Zaragoza es una ciudad fetiche en mi obra; incluso cuando parece ausente, un zaragozano la descubre en alusiones sutiles o indirectas. Por otro lado, esa capital donde viví mi infancia y adolescencia, en un colegio oscurantista de curas (donde también estudió Buñuel, por cierto) y en una universidad a la que llamar mediocre es hacerle un favor, concentraba ejemplarmente toda la caspa moral, pudibundez ñoña y represión política del franquismo. También paseaban por sus calles los hermanos Labordeta, el joven Borau, alguna vez los Saura, pero por edad yo no tenía acceso a ellos.
Justamente, en la Trilogía de Zabala (Prensas Universitarias de Zaragoza, 2010; prólogo de Ignacio Martínez de Pisón), que reunió las tres novelas protagonizadas por Miguel Zabala en los años 1981, 1984 y 1986 –Quadrupedumque, Comentarios (marginales) a la Guerra de las Galias y Gaudeamus–, pone como protagonista a un hombre de provincias viviendo en un cosmopolitismo continuo, o deseándolo a distancia. ¿Cómo fue la transición personal de ser profesor de instituto a trabajar en el Instituto Cervantes, lo cual también se convirtió en materia narrativa?
Son mis novelas más autobiográficas, aunque procuré distanciarme del Zabala que las protagoniza (en la segunda está divorciado, yo no; sus padres han muerto y los míos por suerte vivieron aún muchos años; no tiene hijos y mi hija Rebeca nació en Lima, donde trascurre Quadrupedumque). Zabala reúne bastante de lo peor de mí mismo: egocéntrico, con dificultades para comunicarse, más bien despiadado en sus juicios sobre el prójimo. Conget, creo, es mejor persona que el dichoso Zabala. Y cierto, tanto Maribel, mi mujer, como yo, deseábamos huir de España. A veces digo en broma que solo quería vivir en un país sin censura cinematográfica. Nos fuimos a Glasgow en condiciones de estrechez económica y no digamos cuando nos instalamos en Perú, con Maribel embarazada, para colmo. Lo del Cervantes surgió mucho después, producto de la casualidad, a través de amigos, pero ya las condiciones eran otras muy distintas, empezando por la seguridad de depender del Estado español y de un buen sueldo. Antes había solicitado trabajo en Ghana, Argelia y Singapur. Los dioses me hicieron el favor de que me rechazaran, bueno, miento, la universidad de Accra me aceptó pero yo ya estaba metido en la enseñanza media española.

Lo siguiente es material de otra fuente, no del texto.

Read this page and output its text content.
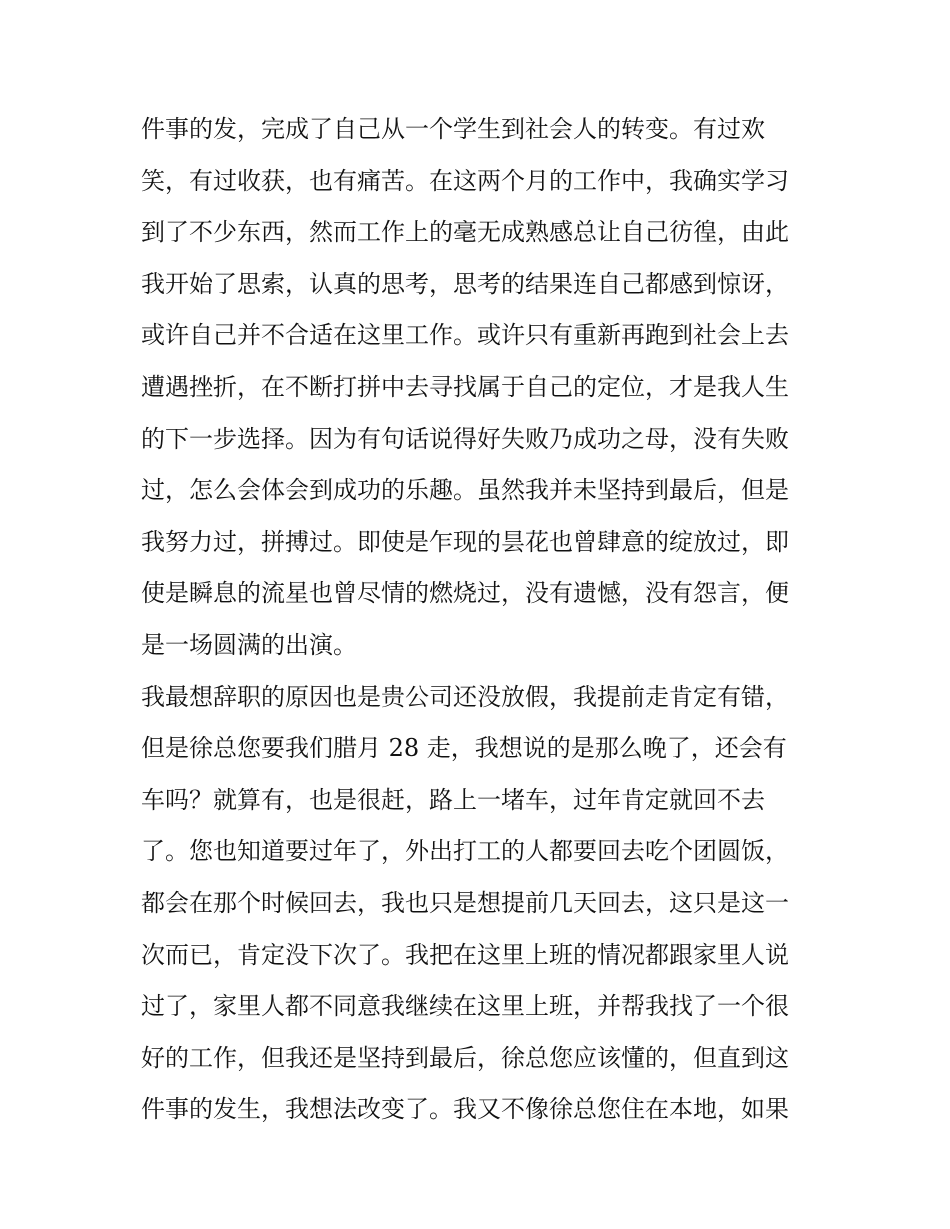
件事的发，完成了自己从一个学生到社会人的转变。有过欢
笑，有过收获，也有痛苦。在这两个月的工作中，我确实学习
到了不少东西，然而工作上的毫无成熟感总让自己彷徨，由此
我开始了思索，认真的思考，思考的结果连自己都感到惊讶，
或许自己并不合适在这里工作。或许只有重新再跑到社会上去
遭遇挫折，在不断打拼中去寻找属于自己的定位，才是我人生
的下一步选择。因为有句话说得好失败乃成功之母，没有失败
过，怎么会体会到成功的乐趣。虽然我并未坚持到最后，但是
我努力过，拼搏过。即使是乍现的昙花也曾肆意的绽放过，即
使是瞬息的流星也曾尽情的燃烧过，没有遗憾，没有怨言，便
是一场圆满的出演。
我最想辞职的原因也是贵公司还没放假，我提前走肯定有错，
但是徐总您要我们腊月 28 走，我想说的是那么晚了，还会有
车吗？就算有，也是很赶，路上一堵车，过年肯定就回不去
了。您也知道要过年了，外出打工的人都要回去吃个团圆饭，
都会在那个时候回去，我也只是想提前几天回去，这只是这一
次而已，肯定没下次了。我把在这里上班的情况都跟家里人说
过了，家里人都不同意我继续在这里上班，并帮我找了一个很
好的工作，但我还是坚持到最后，徐总您应该懂的，但直到这
件事的发生，我想法改变了。我又不像徐总您住在本地，如果
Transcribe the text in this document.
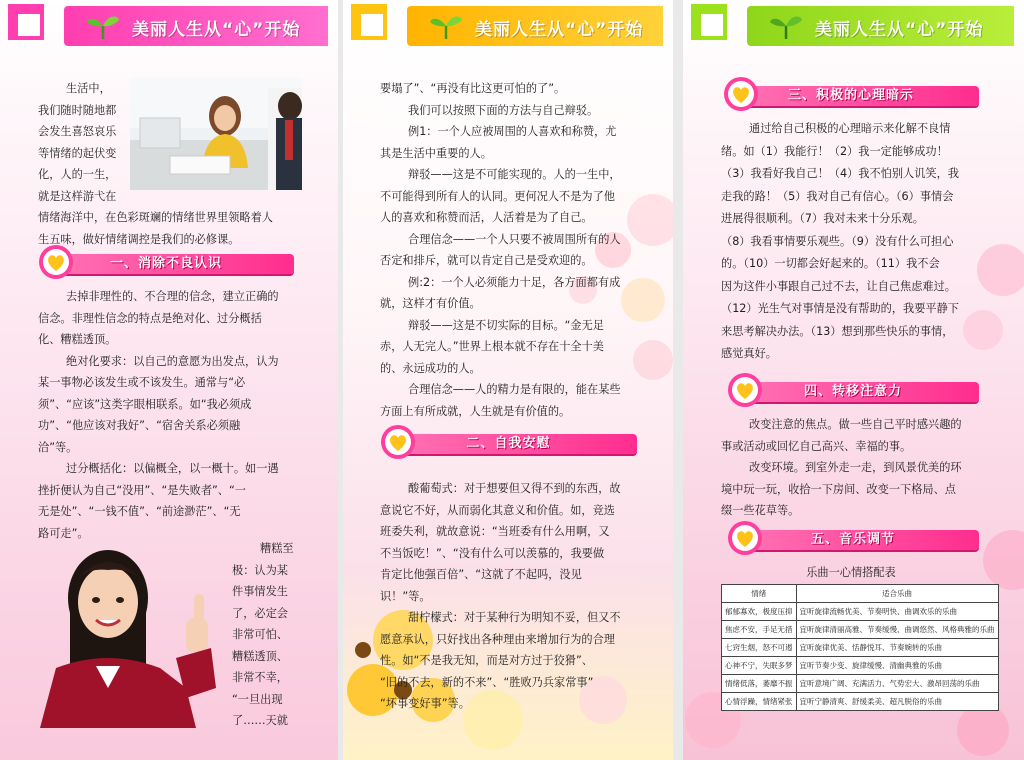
美丽人生从“心”开始

生活中，

我们随时随地都

会发生喜怒哀乐

等情绪的起伏变

化，人的一生，

就是这样游弋在

情绪海洋中，在色彩斑斓的情绪世界里领略着人

生五味，做好情绪调控是我们的必修课。

一、消除不良认识

去掉非理性的、不合理的信念，建立正确的

信念。非理性信念的特点是绝对化、过分概括

化、糟糕透顶。

绝对化要求：以自己的意愿为出发点，认为

某一事物必该发生或不该发生。通常与“必

须”、“应该”这类字眼相联系。如“我必须成

功”、“他应该对我好”、“宿舍关系必须融

洽”等。

过分概括化：以偏概全，以一概十。如一遇

挫折便认为自己“没用”、“是失败者”、“一

无是处”、“一钱不值”、“前途渺茫”、“无

路可走”。

糟糕至

极：认为某

件事情发生

了，必定会

非常可怕、

糟糕透顶、

非常不幸，

“一旦出现

了……天就

美丽人生从“心”开始

要塌了”、“再没有比这更可怕的了”。

我们可以按照下面的方法与自己辩驳。

例1：一个人应被周围的人喜欢和称赞，尤

其是生活中重要的人。

辩驳——这是不可能实现的。人的一生中，

不可能得到所有人的认同。更何况人不是为了他

人的喜欢和称赞而活，人活着是为了自己。

合理信念——一个人只要不被周围所有的人

否定和排斥，就可以肯定自己是受欢迎的。

例:2：一个人必须能力十足，各方面都有成

就，这样才有价值。

辩驳——这是不切实际的目标。“金无足

赤，人无完人。”世界上根本就不存在十全十美

的、永远成功的人。

合理信念——人的精力是有限的，能在某些

方面上有所成就，人生就是有价值的。

二、自我安慰

酸葡萄式：对于想要但又得不到的东西，故

意说它不好，从而弱化其意义和价值。如，竞选

班委失利，就故意说：“当班委有什么用啊，又

不当饭吃！”、“没有什么可以羡慕的，我要做

肯定比他强百倍”、“这就了不起吗，没见

识！”等。

甜柠檬式：对于某种行为明知不妥，但又不

愿意承认，只好找出各种理由来增加行为的合理

性。如“不是我无知，而是对方过于狡猾”、

“旧的不去，新的不来”、“胜败乃兵家常事”

“坏事变好事”等。

美丽人生从“心”开始
三、积极的心理暗示

通过给自己积极的心理暗示来化解不良情

绪。如（1）我能行！（2）我一定能够成功！

（3）我看好我自己！（4）我不怕别人讥笑，我

走我的路！（5）我对自己有信心。（6）事情会

进展得很顺利。（7）我对未来十分乐观。

（8）我看事情要乐观些。（9）没有什么可担心

的。（10）一切都会好起来的。（11）我不会

因为这件小事跟自己过不去，让自己焦虑难过。

（12）光生气对事情是没有帮助的，我要平静下

来思考解决办法。（13）想到那些快乐的事情，

感觉真好。

四、转移注意力

改变注意的焦点。做一些自己平时感兴趣的

事或活动或回忆自己高兴、幸福的事。

改变环境。到室外走一走，到风景优美的环

境中玩一玩，收拾一下房间、改变一下格局、点

缀一些花草等。

五、音乐调节
乐曲一心情搭配表
情绪	适合乐曲
郁郁寡欢，极度压抑	宜听旋律流畅优美、节奏明快、曲调欢乐的乐曲
焦虑不安，手足无措	宜听旋律清丽高雅、节奏缓慢、曲调悠然、风格典雅的乐曲
七窍生烟，怒不可遏	宜听旋律优美、恬静悦耳、节奏婉转的乐曲
心神不宁，失眠多梦	宜听节奏少变、旋律缓慢、清幽典雅的乐曲
情绪低落，萎靡不振	宜听意境广阔、充满活力、气势宏大、激昂回荡的乐曲
心情浮躁，情绪紧张	宜听宁静清爽、舒缓柔美、超凡脱俗的乐曲
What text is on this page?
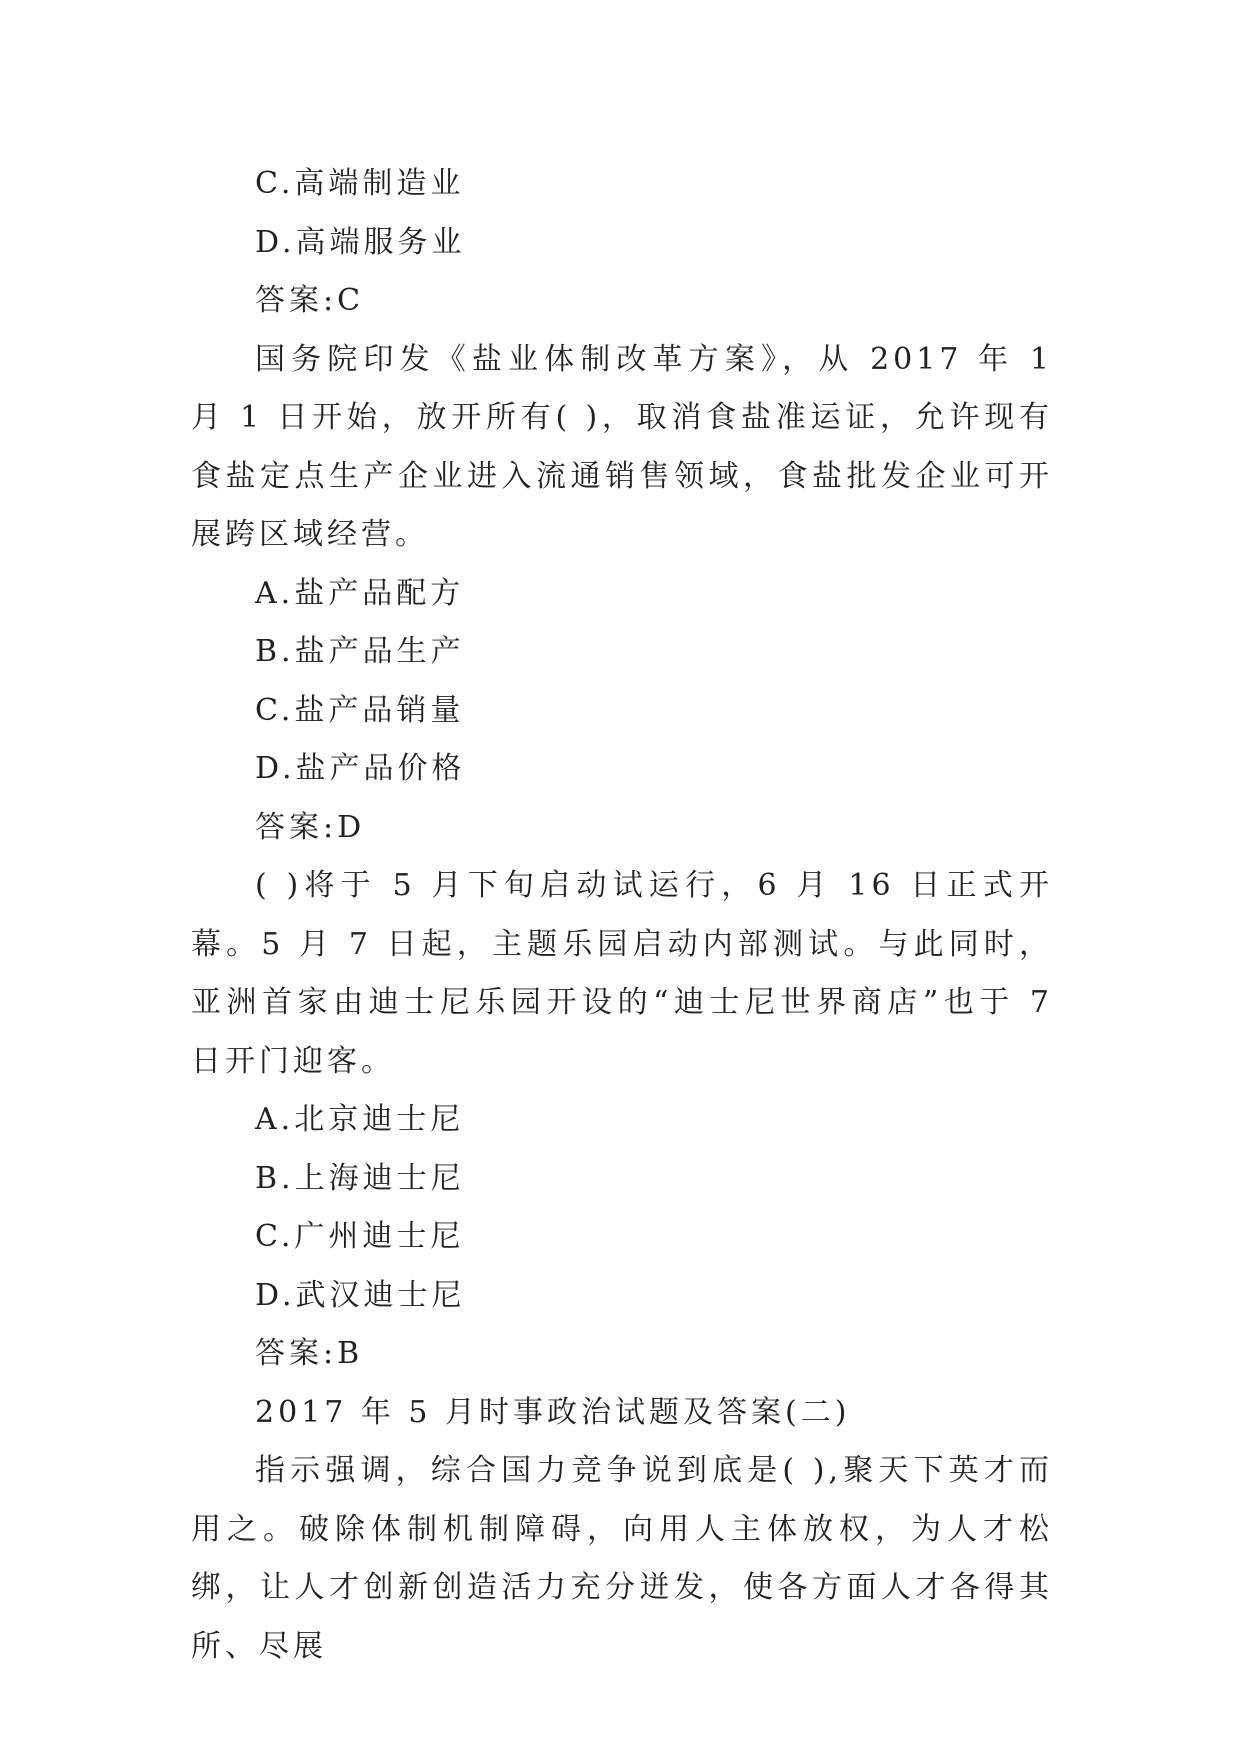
C.高端制造业

D.高端服务业

答案:C

国务院印发《盐业体制改革方案》，从 2017 年 1 月 1 日开始，放开所有( )，取消食盐准运证，允许现有食盐定点生产企业进入流通销售领域，食盐批发企业可开展跨区域经营。

A.盐产品配方

B.盐产品生产

C.盐产品销量

D.盐产品价格

答案:D

( )将于 5 月下旬启动试运行，6 月 16 日正式开幕。5 月 7 日起，主题乐园启动内部测试。与此同时，亚洲首家由迪士尼乐园开设的“迪士尼世界商店”也于 7 日开门迎客。

A.北京迪士尼

B.上海迪士尼

C.广州迪士尼

D.武汉迪士尼

答案:B

2017 年 5 月时事政治试题及答案(二)

指示强调，综合国力竞争说到底是( ),聚天下英才而用之。破除体制机制障碍，向用人主体放权，为人才松绑，让人才创新创造活力充分迸发，使各方面人才各得其所、尽展
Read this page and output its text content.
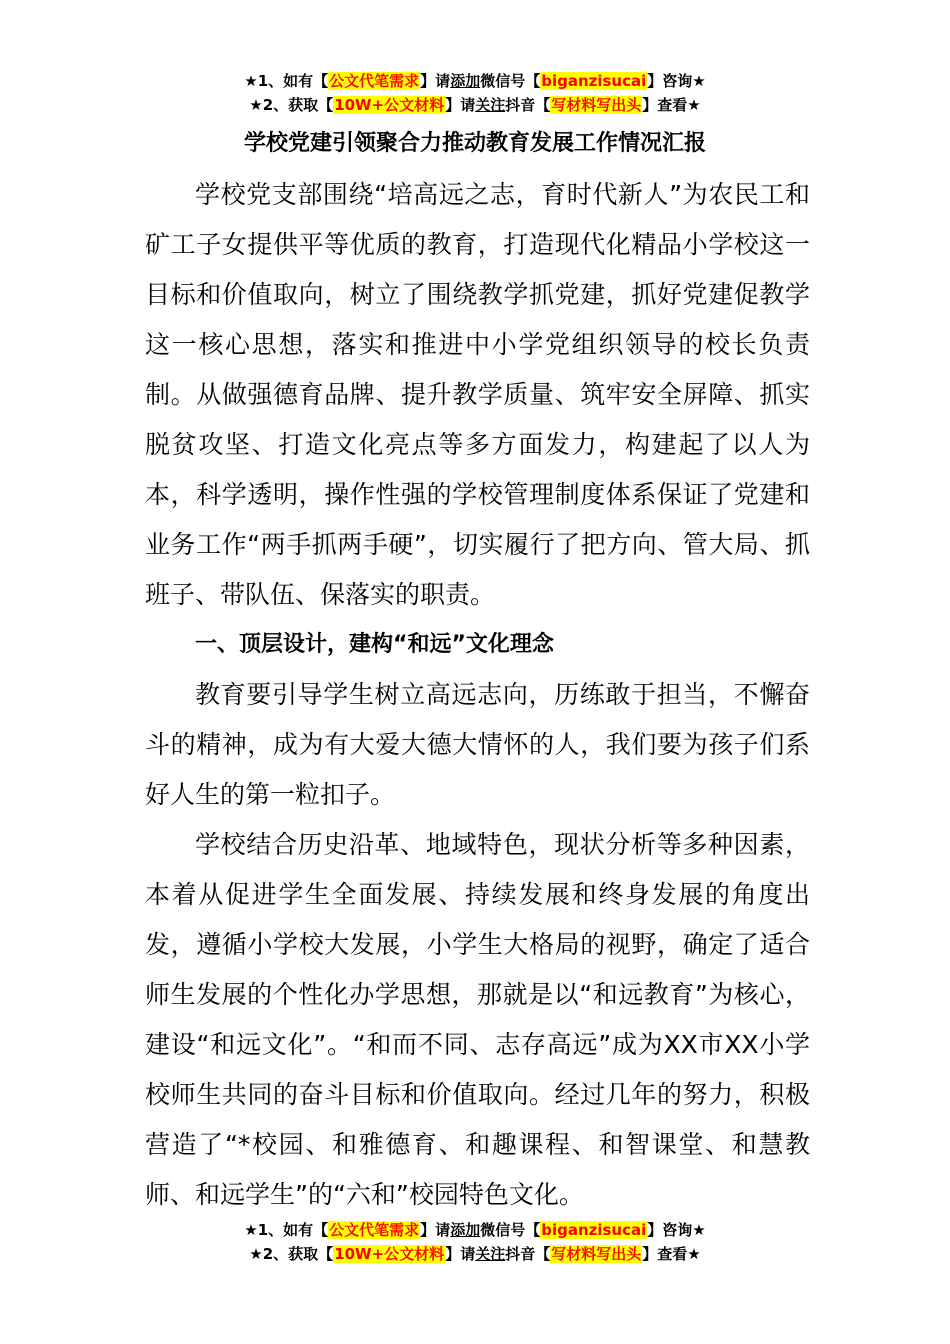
★1、如有【公文代笔需求】请添加微信号【biganzisucai】咨询★
★2、获取【10W+公文材料】请关注抖音【写材料写出头】查看★
学校党建引领聚合力推动教育发展工作情况汇报

学校党支部围绕“培高远之志，育时代新人”为农民工和矿工子女提供平等优质的教育，打造现代化精品小学校这一目标和价值取向，树立了围绕教学抓党建，抓好党建促教学这一核心思想，落实和推进中小学党组织领导的校长负责制。从做强德育品牌、提升教学质量、筑牢安全屏障、抓实脱贫攻坚、打造文化亮点等多方面发力，构建起了以人为本，科学透明，操作性强的学校管理制度体系保证了党建和业务工作“两手抓两手硬”，切实履行了把方向、管大局、抓班子、带队伍、保落实的职责。

一、顶层设计，建构“和远”文化理念

教育要引导学生树立高远志向，历练敢于担当，不懈奋斗的精神，成为有大爱大德大情怀的人，我们要为孩子们系好人生的第一粒扣子。

学校结合历史沿革、地域特色，现状分析等多种因素，本着从促进学生全面发展、持续发展和终身发展的角度出发，遵循小学校大发展，小学生大格局的视野，确定了适合师生发展的个性化办学思想，那就是以“和远教育”为核心，建设“和远文化”。“和而不同、志存高远”成为XX市XX小学校师生共同的奋斗目标和价值取向。经过几年的努力，积极营造了“*校园、和雅德育、和趣课程、和智课堂、和慧教师、和远学生”的“六和”校园特色文化。

★1、如有【公文代笔需求】请添加微信号【biganzisucai】咨询★
★2、获取【10W+公文材料】请关注抖音【写材料写出头】查看★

Lo dicho ya apunta a dos cosas: cómo ha imbricado visión urbana e imaginación literaria. Su narrativa está anclada al suelo de los personajes ficticios, que se engarzan con su biografía y reflejan la España del tardofranquismo, la Transición y la democracia. Tenemos al tímido y patoso Miguel, aficionado al cine y a la música. ¿Se ha hecho personaje de sí mismo o ha querido exorcizar sus, por así decirlo, complejos, temores o inseguridades?
Un poco ha quedado respondido en la pregunta anterior. El tardofranquismo, que retrata mi última novela, El mirlo burlón, no lo viví directamente, estábamos en Perú cuando murió el dictador y aún demoramos el regreso a la convulsa pero esperanzadora España de la Transición. Lo que mis últimos personajes reflejan –ya no tan tímidos ni acomplejados– es la sensación de fracaso de muchas expectativas que quedaron en agua de borrajas, o sopa de mariscos para unos cuantos. Mi generación llegó al poder, y aunque no lo conservó todo el tiempo, quedó instalada en el confort y ahí sigue. Hablo en términos generales, claro, pienso en unos cuantos escritores de mi edad, que en su madurez, independientemente de sus méritos literarios, han adoptado posturas de un conformismo que los habría avergonzado hace treinta años.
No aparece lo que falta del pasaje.